Understanding LLMs

Large Language Models (LLMs), such as GPT-3, are powerful tools that can generate natural language across various domains and tasks. However, they are not perfect and have limitations and risks that need to be considered before deciding to use them for real-world use cases. This articles provides some recommendations for the use cases of large language models.

These models can be best used for generative applications

LLMs are trained on massive amounts of text. The objective is to learn the statistical patterns of language, and predict the most likely word given the previous words. Therefore, they are most suited for the following scenarios that require generating coherent and fluent text:

  • Writing stories
  • Writing essays
  • Writing captions
  • Writing headlines
  • Generating natural language from structured data
  • Writing code from natural language specifications
  • Summarizing long documents

However, they may not perform well on tasks that require more logical reasoning, factual knowledge, or domain-specific expertise. For the latter, sufficient relevant information needs to be augmented to the prompt to ground the model.

Bad answers, factual errors, and other problematic output will happen

Large language models are not infallible, and they may produce output that is incorrect, misleading, biased, offensive, or harmful. This failure can happen for one of the following reasons:

  • Data quality issues
  • Model limitations
  • Adversarial inputs
  • Unintended consequences

Therefore, the use case should be designed in a way that minimizes the effect and frequency of such failures. It should also provide mechanisms for detecting, correcting, and reporting them. For example, the use case could include quality checks, feedback loops, human oversight, or ethical guidelines.

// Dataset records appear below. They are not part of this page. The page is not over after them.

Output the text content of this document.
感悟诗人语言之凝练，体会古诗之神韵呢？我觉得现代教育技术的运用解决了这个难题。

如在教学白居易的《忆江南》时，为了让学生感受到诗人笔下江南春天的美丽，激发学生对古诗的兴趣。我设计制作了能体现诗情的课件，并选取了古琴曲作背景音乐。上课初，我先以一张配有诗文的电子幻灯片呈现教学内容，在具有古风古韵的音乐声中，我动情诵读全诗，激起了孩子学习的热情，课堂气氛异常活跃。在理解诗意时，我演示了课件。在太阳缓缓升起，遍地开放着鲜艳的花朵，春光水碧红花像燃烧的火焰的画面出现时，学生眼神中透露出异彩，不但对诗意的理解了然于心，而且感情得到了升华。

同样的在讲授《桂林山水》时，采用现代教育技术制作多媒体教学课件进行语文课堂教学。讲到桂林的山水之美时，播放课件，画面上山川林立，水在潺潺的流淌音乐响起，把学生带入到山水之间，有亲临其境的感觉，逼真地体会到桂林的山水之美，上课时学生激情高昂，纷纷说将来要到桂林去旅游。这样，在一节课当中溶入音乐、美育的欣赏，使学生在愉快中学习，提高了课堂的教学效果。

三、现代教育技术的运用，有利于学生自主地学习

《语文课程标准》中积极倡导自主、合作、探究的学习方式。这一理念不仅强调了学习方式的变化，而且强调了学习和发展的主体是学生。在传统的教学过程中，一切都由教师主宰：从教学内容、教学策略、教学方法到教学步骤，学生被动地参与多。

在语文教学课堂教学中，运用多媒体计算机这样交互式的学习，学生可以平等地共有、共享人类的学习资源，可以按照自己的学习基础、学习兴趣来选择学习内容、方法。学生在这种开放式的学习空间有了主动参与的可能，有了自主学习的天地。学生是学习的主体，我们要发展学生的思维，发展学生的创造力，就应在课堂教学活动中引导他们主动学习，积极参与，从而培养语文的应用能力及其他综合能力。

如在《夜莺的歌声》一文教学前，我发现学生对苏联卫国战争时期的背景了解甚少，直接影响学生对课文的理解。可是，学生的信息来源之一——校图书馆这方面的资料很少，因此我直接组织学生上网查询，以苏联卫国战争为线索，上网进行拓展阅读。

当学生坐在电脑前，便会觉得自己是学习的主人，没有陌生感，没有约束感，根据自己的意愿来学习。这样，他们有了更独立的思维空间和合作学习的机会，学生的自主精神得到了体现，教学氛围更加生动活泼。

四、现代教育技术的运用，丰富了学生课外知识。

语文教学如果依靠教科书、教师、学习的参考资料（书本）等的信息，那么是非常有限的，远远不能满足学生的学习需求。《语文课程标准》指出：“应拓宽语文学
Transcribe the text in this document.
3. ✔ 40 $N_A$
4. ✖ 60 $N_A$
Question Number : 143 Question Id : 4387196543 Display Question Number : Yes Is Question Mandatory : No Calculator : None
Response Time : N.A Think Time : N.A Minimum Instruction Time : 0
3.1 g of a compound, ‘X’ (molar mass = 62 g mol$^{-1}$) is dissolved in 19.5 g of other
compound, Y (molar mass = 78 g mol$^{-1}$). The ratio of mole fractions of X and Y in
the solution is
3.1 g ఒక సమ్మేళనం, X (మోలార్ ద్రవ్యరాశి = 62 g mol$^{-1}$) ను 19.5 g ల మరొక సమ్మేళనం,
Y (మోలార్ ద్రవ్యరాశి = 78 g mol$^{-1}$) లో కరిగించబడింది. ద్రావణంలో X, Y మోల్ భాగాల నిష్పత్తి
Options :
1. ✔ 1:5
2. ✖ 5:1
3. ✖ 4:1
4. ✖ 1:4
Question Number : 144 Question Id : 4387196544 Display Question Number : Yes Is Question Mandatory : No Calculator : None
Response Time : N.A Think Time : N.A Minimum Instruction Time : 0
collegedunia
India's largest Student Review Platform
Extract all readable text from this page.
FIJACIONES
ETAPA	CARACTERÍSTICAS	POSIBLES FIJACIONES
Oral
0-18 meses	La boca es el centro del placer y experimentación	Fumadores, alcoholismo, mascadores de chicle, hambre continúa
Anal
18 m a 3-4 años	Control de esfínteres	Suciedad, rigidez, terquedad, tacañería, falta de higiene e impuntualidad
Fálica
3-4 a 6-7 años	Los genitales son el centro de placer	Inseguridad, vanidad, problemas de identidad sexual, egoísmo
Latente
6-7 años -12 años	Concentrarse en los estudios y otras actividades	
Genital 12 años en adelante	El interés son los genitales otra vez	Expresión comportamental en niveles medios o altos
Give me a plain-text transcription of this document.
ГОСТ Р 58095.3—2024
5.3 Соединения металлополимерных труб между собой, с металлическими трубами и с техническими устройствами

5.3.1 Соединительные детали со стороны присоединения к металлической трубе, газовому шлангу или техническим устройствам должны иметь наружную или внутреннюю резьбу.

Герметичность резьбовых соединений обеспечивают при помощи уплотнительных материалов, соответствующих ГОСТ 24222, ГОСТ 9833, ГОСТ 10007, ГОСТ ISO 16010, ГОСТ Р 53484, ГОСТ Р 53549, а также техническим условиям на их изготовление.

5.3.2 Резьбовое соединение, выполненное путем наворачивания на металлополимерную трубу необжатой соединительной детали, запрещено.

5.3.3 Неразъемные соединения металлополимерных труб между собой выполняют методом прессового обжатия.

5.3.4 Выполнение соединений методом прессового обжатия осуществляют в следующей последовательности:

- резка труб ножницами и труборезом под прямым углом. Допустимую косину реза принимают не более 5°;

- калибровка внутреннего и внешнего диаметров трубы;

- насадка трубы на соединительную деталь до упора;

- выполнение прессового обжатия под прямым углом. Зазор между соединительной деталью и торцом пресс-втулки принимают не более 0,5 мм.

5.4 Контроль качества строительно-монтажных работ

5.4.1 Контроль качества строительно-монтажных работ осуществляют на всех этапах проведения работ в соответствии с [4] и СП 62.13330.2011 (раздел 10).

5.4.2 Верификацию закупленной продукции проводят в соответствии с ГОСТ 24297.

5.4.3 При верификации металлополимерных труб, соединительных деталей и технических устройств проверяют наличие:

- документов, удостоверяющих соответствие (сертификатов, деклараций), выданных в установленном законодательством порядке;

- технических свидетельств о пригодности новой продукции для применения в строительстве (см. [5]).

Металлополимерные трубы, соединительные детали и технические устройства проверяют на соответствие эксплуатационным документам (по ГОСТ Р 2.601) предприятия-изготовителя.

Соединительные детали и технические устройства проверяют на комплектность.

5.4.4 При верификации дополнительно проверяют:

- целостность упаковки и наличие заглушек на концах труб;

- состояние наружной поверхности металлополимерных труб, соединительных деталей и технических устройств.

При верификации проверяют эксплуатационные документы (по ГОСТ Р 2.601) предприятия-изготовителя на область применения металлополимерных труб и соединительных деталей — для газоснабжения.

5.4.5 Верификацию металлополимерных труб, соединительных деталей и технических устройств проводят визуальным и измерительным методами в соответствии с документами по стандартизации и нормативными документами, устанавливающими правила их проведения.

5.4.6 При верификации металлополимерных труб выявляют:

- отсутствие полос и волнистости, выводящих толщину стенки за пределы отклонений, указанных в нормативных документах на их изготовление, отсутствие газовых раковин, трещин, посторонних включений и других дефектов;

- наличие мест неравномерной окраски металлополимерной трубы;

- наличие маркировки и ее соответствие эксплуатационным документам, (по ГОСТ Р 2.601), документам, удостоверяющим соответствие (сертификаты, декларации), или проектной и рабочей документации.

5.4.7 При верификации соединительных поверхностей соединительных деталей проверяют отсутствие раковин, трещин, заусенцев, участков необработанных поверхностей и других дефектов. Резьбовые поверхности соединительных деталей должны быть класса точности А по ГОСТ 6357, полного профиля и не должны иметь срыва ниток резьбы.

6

Smaller models might work better than LLMs

LLMs are general-purpose models that can handle a wide range of tasks. They may not be optimal for specific tasks that require more specialized knowledge or skills. In many cases, a smaller, purpose-built NLP model may outperform GPT-3 for a narrow, non-generation task.

For example, take a task that involves classifying text into predefined categories, such as sentiment analysis, spam detection, or topic modeling. That task may benefit from a model that is trained and fine-tuned on a relevant dataset and objective, rather than a generic model that tries to fit all possible scenarios. A purpose-built NLP model may also be more efficient, interpretable, and explainable than a large language model.

Use caution when sharing LLM output

LLMs are not recommended for use cases where outputs are directly consumed by end users. LLMs can generate plausible and convincing text, but they cannot guarantee its accuracy, reliability, or suitability for a given purpose. Therefore, we do not recommend use cases where the model outputs are directly presented to an end user, especially in high-risk or high-stakes contexts.

Particular care should be taken when the end user lacks the knowledge or expertise necessary to verify the validity of an LLM response. Consider these examples:

  • Medical advice
  • Legal guidance
  • Financial information
  • Educational content

In these cases, a human expert should be involved in the process. They should either review, edit, or approve the model outputs, or provide more context, clarification, or disclaimer.

Conclusion

In conclusion, LLMs are powerful and versatile tools that can enable many novel and useful applications. They also have limitations and risks that need to be carefully considered and addressed. We hope that these recommendations can help developers and users of large language models to make informed and responsible decisions about their use cases.